Filme do Dia: Vítimas da Tormenta (1946), Vittorio De Sica
Vítimas da Tormenta (Sciuscià, Itália, 1946). Direção:
Vittorio De Sica. Rot. Original: Sergio Amidei, Adolfo Franci, Cesare Giulio
Viola & Cesare Zavattini. Fotografia: Anchise Brizzi. Música: Alessandro
Cigonini. Montagem: Niccolò Lazzari. Dir.
de arte: Ivo Batelli & Giulio Lombardozzi. Com: Franco Interlenghi, Rinaldo
Smordoni, Annielo Mele, Bruno Ortenzi,Maria Campi, Gino Saltamerenda, Emilio
Cigoli, Pacifico Astrologo, Irene Smordoni, Anna Pedoni.
Pasquale
(Interlenghi) e Giuseppe (Smordoni) são engraxates que sonham em possuir um
cavalo. A oportunidade vem e com vários bicos e ajudas eles conseguem comprar.
Só que um desses pequenos trabalhos, foi o de vender cobertores para uma velha
cartomante (Campi). O que eles não sabem é que, depois da venda, o grupo de
jovens adultos que o segue se faz passar por policiais e extorque a velha
senhora. Do grupo faz parte o irmão de Giuseppe, Attilio (Mele) e seu patrão,
Panza (Saltamerenda). Eles acabam sendo denunciados pela velha senhora e vão
para o reformatório. Após forjar espancar Giuseppe, os homens do reformatório
descobrem toda a trama por Pasquale e Rafaelle é preso. O episódio acaba
criando uma desunião entre os amigos. Quando o mal entendido é resolvido,
ocorre o julgamento em que tendo um advogado particular e mais enérgico,
Giuseppe é condenado a um ano, metade da pena de Pasquale. Ocorre uma
oportunidade de fuga, liderada por um dos garotos que se encontra na mesma cela
de Giuseppe. Esse consegue fugir, aproveitando a ocasião que todos se encontram
reunidos no pátio para uma sessão de filmes. Pasquale não. Ele fala que sabe
onde eles estarão e vai com a polícia até o local onde se encontra o cavalo.

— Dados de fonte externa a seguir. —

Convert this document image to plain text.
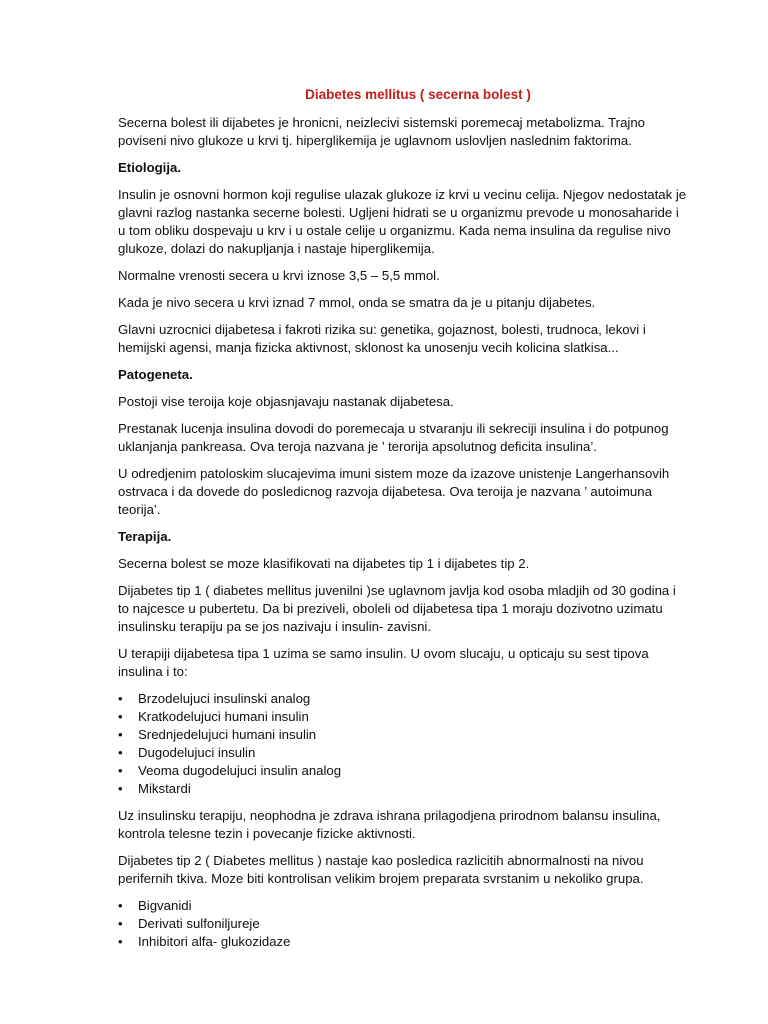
Diabetes mellitus ( secerna bolest )

Secerna bolest ili dijabetes je hronicni, neizlecivi sistemski poremecaj metabolizma. Trajno poviseni nivo glukoze u krvi tj. hiperglikemija je uglavnom uslovljen naslednim faktorima.

Etiologija.

Insulin je osnovni hormon koji regulise ulazak glukoze iz krvi u vecinu celija. Njegov nedostatak je glavni razlog nastanka secerne bolesti. Ugljeni hidrati se u organizmu prevode u monosaharide i u tom obliku dospevaju u krv i u ostale celije u organizmu. Kada nema insulina da regulise nivo glukoze, dolazi do nakupljanja i nastaje hiperglikemija.

Normalne vrenosti secera u krvi iznose 3,5 – 5,5 mmol.

Kada je nivo secera u krvi iznad 7 mmol, onda se smatra da je u pitanju dijabetes.

Glavni uzrocnici dijabetesa i fakroti rizika su: genetika, gojaznost, bolesti, trudnoca, lekovi i hemijski agensi, manja fizicka aktivnost, sklonost ka unosenju vecih kolicina slatkisa...

Patogeneta.

Postoji vise teroija koje objasnjavaju nastanak dijabetesa.

Prestanak lucenja insulina dovodi do poremecaja u stvaranju ili sekreciji insulina i do potpunog uklanjanja pankreasa. Ova teroja nazvana je ’ terorija apsolutnog deficita insulina’.

U odredjenim patoloskim slucajevima imuni sistem moze da izazove unistenje Langerhansovih ostrvaca i da dovede do posledicnog razvoja dijabetesa. Ova teroija je nazvana ’ autoimuna teorija’.

Terapija.

Secerna bolest se moze klasifikovati na dijabetes tip 1 i dijabetes tip 2.

Dijabetes tip 1 ( diabetes mellitus juvenilni )se uglavnom javlja kod osoba mladjih od 30 godina i to najcesce u pubertetu. Da bi preziveli, oboleli od dijabetesa tipa 1 moraju dozivotno uzimatu insulinsku terapiju pa se jos nazivaju i insulin- zavisni.

U terapiji dijabetesa tipa 1 uzima se samo insulin. U ovom slucaju, u opticaju su sest tipova insulina i to:

•	Brzodelujuci insulinski analog
•	Kratkodelujuci humani insulin
•	Srednjedelujuci humani insulin
•	Dugodelujuci insulin
•	Veoma dugodelujuci insulin analog
•	Mikstardi

Uz insulinsku terapiju, neophodna je zdrava ishrana prilagodjena prirodnom balansu insulina, kontrola telesne tezin i povecanje fizicke aktivnosti.

Dijabetes tip 2 ( Diabetes mellitus ) nastaje kao posledica razlicitih abnormalnosti na nivou perifernih tkiva. Moze biti kontrolisan velikim brojem preparata svrstanim u nekoliko grupa.

•	Bigvanidi
•	Derivati sulfoniljureje
•	Inhibitori alfa- glukozidaze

Foge enquanto os homens se encontram desatentos e vai de encontro a Giuseppe,
acidentalmente matando-o.
Mesmo sendo
evidente a influência que pode ter exercido sobre um Buñuel (Os Esquecidos) e talvez indiretamente
sobre vários outros (caso do brasileiro Pixote),
essa produção de De Sica talvez seja a menos interessante de seu ciclo neorrealista,
incluindo talvez mesmo o seu filme anterior (A Culpa dos Pais). A comparação com Buñuel, no entanto, é um tanto
desvantajosa, no sentido de que o grau de perversidade que surge das crianças
no filme mexicano se encontra longe da puerilidade algo piegas aqui presente.
Sim, é verdade que existe uma gradual apresentação da perda de expectativa
comum a maior parte dos personagens do realizador em seus filmes neorrealistas,
acentuado pelo grau de injustiça contemplado pelas próprias instituições
sociais. Mas até mesmo essa ocorre dentro de uma moldura bem mais
caracteristicamente clichê. Provavelmente a presença de Amidei como
co-roteirista tenha acentuado ainda mais esse caráter tipificador dos
personagens em detrimento de sua densidade enquanto”indivíduos”. Mesmo com a
força de dois garotos carismáticos como centrais – e o fato de Interlenghi ter
seguido uma longa carreira de várias décadas e o outro não ter feito mais que
um punhado de filmes, reflete bastante a dinâmica do trabalho com amadores
pelos cineastas neorrealistas; tema que Visconti, inclusive abordaria, voltado
exatamente para o universo infantil com seu Belíssima – o filme se torna, sob todos os aspectos, uma pálida
sombra da dimensão com a que Rossellini, contemporaneamente, observava aspectos
da sociedade italiana em seu Paisà.
Soa quase perversa a comparação entre a construção do personagem do garoto que
se relaciona com o soldado americano naquele com os aqui observados. De fato,
de uma maneira geral, o filme ainda trai a presença de vários cacoetes
romanescos que evocam o fatalismo do Realismo Poético francês, como a morte
final. A cena que apresenta a nudez do banho coletivo dos garotos tem
implicação menos erótica (como não era tão incomum na produção fascista, a
exemplo de I 3 Aquilotti) que de um
viés de exarcebação naturalista mais próximo do alemão Tragédia na Mina. Algo impensável para o cinema norte-americano da
sua época. Societa Cooperativa Alfa Cinematografica para ENIC. 93 minutos.